Now we need to test the on the interval $[1,\infty)$.From the first derivative we notice that if $x\in [1,\infty)$ then the numerator seems to be negative for all $x>1$. So $f_n(x)$ is monotonically decreasing. That means that the supremum will be at the first point of the interval or $x=1$. Taking the limit :

$$\lim_{n\to \infty}{\frac{n}{1+n^2}}=0$$

We can see that the function convergences uniformly on this interval.

Is there something wrong with either of these solutions?

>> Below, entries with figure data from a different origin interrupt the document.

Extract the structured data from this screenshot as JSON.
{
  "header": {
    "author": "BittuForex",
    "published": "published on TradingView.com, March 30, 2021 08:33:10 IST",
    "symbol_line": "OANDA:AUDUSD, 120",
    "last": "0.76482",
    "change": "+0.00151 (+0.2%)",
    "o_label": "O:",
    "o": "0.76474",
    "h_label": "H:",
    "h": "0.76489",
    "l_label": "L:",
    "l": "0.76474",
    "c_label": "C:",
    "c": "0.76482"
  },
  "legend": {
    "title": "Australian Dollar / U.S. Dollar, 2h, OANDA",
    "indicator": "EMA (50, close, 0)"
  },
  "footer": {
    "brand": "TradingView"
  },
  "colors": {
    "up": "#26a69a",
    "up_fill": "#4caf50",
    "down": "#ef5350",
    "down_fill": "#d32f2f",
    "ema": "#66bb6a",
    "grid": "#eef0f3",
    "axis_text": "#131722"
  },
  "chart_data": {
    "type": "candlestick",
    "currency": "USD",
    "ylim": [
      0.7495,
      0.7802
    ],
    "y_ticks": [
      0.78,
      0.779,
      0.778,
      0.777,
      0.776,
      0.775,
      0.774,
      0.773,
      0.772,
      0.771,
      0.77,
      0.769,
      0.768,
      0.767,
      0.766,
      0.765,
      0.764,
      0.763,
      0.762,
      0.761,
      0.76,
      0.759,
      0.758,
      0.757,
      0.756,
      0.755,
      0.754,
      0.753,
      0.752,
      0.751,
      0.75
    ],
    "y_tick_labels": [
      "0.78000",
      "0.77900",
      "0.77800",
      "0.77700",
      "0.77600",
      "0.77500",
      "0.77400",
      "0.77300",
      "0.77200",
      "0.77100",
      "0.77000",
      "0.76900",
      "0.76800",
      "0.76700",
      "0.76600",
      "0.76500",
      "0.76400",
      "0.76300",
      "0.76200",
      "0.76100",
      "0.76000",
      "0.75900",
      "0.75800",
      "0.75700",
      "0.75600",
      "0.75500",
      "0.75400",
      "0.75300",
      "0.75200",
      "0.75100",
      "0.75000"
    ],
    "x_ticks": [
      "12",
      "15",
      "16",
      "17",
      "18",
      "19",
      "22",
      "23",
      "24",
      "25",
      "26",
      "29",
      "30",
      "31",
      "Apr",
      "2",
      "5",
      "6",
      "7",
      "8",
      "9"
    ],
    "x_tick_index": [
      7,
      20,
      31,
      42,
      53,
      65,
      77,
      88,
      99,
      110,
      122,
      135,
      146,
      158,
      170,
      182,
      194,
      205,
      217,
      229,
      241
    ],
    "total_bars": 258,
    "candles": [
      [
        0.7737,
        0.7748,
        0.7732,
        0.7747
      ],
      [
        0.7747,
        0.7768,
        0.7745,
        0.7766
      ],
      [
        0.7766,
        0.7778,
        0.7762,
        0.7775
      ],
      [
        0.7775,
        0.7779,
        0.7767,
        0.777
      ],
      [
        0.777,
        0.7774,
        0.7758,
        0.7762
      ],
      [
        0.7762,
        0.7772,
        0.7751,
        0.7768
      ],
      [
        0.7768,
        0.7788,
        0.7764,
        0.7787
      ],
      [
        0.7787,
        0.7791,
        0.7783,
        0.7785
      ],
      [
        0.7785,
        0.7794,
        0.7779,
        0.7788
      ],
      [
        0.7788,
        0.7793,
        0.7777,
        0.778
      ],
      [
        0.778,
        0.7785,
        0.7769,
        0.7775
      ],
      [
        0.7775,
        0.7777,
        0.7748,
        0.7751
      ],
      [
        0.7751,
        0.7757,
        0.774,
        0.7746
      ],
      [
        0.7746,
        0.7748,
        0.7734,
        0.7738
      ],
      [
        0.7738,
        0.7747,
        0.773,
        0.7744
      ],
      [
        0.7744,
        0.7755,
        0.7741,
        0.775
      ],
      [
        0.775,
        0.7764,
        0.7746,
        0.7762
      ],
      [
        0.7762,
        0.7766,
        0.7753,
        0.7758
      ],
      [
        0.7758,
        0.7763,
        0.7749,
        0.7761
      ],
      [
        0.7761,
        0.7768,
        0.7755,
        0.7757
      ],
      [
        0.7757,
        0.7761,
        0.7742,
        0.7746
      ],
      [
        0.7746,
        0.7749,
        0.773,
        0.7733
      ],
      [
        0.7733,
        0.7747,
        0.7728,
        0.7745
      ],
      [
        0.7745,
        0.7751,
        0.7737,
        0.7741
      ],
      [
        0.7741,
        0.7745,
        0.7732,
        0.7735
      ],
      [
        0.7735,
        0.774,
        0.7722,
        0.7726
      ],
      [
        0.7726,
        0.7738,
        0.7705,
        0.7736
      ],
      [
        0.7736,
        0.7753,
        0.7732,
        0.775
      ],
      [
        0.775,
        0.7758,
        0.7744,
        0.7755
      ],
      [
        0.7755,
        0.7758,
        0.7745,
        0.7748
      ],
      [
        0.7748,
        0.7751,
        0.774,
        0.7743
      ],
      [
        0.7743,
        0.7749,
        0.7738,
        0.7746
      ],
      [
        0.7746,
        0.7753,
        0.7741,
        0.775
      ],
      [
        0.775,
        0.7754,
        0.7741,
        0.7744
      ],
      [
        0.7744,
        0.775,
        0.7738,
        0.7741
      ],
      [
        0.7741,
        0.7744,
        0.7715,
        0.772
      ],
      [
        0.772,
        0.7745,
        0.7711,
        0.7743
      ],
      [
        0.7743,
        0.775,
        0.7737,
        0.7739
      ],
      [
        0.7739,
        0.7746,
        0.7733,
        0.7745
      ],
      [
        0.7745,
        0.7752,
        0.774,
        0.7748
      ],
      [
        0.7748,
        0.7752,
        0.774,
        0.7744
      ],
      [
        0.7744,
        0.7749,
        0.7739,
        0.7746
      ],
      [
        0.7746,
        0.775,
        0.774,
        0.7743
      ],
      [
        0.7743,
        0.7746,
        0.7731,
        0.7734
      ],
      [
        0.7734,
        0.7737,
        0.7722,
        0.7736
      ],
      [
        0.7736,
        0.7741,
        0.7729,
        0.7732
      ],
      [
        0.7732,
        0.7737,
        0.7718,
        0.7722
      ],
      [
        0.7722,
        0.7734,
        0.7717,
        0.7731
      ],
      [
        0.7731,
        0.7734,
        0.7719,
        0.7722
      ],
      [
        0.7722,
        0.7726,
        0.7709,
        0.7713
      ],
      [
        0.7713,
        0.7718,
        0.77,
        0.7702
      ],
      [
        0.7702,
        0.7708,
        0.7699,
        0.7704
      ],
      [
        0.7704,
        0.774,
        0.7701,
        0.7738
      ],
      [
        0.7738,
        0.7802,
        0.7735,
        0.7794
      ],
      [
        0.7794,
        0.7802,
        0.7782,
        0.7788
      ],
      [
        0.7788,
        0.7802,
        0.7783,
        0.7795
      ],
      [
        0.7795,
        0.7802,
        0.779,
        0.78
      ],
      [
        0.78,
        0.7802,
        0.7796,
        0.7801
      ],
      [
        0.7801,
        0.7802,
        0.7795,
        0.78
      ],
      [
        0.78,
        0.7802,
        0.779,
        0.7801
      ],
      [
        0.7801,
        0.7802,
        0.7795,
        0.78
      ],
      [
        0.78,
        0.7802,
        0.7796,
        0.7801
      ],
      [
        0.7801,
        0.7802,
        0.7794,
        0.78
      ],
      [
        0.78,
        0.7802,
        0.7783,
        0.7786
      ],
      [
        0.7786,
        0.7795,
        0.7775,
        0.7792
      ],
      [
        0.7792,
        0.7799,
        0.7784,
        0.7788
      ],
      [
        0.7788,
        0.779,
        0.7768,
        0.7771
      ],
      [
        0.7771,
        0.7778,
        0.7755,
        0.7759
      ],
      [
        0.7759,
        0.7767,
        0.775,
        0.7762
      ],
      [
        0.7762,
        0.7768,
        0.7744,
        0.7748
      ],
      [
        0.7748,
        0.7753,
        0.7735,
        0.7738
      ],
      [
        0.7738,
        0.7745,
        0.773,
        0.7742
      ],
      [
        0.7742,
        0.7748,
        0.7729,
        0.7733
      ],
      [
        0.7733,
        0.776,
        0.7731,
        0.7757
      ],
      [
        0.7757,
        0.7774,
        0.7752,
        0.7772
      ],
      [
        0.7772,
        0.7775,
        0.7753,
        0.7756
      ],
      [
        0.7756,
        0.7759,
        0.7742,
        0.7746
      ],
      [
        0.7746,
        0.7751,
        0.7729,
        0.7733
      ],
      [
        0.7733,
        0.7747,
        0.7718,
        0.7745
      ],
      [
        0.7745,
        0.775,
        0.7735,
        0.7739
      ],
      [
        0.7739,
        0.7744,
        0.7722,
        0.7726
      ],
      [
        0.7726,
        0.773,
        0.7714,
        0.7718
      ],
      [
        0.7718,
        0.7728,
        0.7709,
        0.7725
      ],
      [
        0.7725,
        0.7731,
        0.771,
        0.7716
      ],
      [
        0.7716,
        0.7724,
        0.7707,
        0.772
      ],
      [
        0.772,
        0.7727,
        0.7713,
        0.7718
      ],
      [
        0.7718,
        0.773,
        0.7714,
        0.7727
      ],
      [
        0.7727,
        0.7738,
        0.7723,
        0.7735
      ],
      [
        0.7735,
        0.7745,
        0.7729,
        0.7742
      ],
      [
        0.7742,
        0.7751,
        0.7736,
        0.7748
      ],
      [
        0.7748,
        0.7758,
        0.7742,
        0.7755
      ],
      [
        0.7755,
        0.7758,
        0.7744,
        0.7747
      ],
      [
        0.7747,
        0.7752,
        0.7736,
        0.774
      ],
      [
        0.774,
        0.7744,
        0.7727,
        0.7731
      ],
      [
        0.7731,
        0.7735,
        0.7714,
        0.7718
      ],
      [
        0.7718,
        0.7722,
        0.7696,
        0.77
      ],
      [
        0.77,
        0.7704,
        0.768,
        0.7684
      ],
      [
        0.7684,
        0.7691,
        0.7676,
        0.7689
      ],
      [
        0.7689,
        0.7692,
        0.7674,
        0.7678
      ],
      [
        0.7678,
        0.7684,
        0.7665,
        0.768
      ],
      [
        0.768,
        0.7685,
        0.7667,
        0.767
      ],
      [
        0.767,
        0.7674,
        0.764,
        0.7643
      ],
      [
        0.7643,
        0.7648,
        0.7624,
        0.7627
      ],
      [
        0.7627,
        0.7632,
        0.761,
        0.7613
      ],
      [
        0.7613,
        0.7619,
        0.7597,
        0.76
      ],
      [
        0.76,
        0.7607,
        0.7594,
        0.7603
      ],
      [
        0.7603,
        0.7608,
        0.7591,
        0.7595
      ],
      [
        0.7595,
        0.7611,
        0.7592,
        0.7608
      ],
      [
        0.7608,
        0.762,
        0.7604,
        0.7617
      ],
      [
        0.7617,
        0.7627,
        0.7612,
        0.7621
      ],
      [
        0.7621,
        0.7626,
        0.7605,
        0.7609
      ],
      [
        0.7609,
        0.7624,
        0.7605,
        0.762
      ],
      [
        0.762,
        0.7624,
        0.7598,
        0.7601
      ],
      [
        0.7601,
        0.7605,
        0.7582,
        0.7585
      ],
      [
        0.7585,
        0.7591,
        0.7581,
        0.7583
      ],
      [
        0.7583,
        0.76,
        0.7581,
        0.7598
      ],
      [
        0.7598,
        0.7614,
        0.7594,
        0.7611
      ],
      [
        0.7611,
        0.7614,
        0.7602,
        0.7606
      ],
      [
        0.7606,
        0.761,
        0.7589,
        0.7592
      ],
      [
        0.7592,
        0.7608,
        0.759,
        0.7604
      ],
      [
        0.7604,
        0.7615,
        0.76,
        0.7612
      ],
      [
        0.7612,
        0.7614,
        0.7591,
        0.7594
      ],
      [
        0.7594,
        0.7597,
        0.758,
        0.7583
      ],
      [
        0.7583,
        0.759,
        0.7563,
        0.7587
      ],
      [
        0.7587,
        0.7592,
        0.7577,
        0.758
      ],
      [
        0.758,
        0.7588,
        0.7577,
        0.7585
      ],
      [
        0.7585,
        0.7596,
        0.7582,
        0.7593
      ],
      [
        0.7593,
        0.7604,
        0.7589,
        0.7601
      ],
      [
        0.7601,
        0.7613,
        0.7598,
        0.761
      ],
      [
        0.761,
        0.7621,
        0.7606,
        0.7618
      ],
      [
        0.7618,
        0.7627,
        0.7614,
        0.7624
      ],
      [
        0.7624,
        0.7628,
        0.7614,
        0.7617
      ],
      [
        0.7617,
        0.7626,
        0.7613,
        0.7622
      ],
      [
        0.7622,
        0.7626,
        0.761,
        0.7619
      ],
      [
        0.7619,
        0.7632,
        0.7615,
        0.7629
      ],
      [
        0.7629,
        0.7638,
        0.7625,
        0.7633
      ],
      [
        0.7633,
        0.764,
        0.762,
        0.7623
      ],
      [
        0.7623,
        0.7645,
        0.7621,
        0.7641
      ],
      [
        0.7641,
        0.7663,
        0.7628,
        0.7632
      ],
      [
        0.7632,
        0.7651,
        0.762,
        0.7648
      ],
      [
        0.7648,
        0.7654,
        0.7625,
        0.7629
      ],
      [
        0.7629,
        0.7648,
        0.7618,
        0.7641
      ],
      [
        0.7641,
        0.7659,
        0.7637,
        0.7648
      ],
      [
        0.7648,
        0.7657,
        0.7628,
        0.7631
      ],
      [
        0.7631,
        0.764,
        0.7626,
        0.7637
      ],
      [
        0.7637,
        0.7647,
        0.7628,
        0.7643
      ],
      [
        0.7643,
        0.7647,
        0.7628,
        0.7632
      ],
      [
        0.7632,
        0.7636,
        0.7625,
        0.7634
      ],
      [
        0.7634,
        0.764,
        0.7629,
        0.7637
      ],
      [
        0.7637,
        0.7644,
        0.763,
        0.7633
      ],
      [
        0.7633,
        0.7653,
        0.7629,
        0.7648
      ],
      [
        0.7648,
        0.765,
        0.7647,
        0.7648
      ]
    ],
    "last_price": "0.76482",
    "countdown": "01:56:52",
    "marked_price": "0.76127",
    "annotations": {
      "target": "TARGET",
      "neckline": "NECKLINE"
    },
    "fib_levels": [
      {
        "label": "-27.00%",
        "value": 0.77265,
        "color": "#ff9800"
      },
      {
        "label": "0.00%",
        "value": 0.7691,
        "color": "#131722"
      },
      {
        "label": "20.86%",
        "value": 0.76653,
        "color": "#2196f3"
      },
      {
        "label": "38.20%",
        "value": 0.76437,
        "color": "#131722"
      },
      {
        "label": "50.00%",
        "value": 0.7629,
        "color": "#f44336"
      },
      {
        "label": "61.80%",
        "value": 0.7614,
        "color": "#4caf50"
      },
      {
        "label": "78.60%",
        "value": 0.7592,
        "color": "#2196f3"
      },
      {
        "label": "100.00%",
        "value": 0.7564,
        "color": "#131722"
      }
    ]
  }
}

I'm having doubts mostly about the second interval since $x=\frac{1}{n}$ is a supremum but only for $n=1$. However I believe that we need to have the supremum that's satisfied for all $n \in N$. Pointing even the tiniest mistake in my solutions would be very helpful. Thank you.


You sequence does not converge uniformly on $[0,1]$. It converges pointwise to the null function but, since $(\forall n\in\mathbb{N}):f_n\left(\frac1n\right)=\frac12$, the convergence is not uniform.

However, it converges uniformly to the null function on $[1,+\infty)$. Your proof of this fact is correct.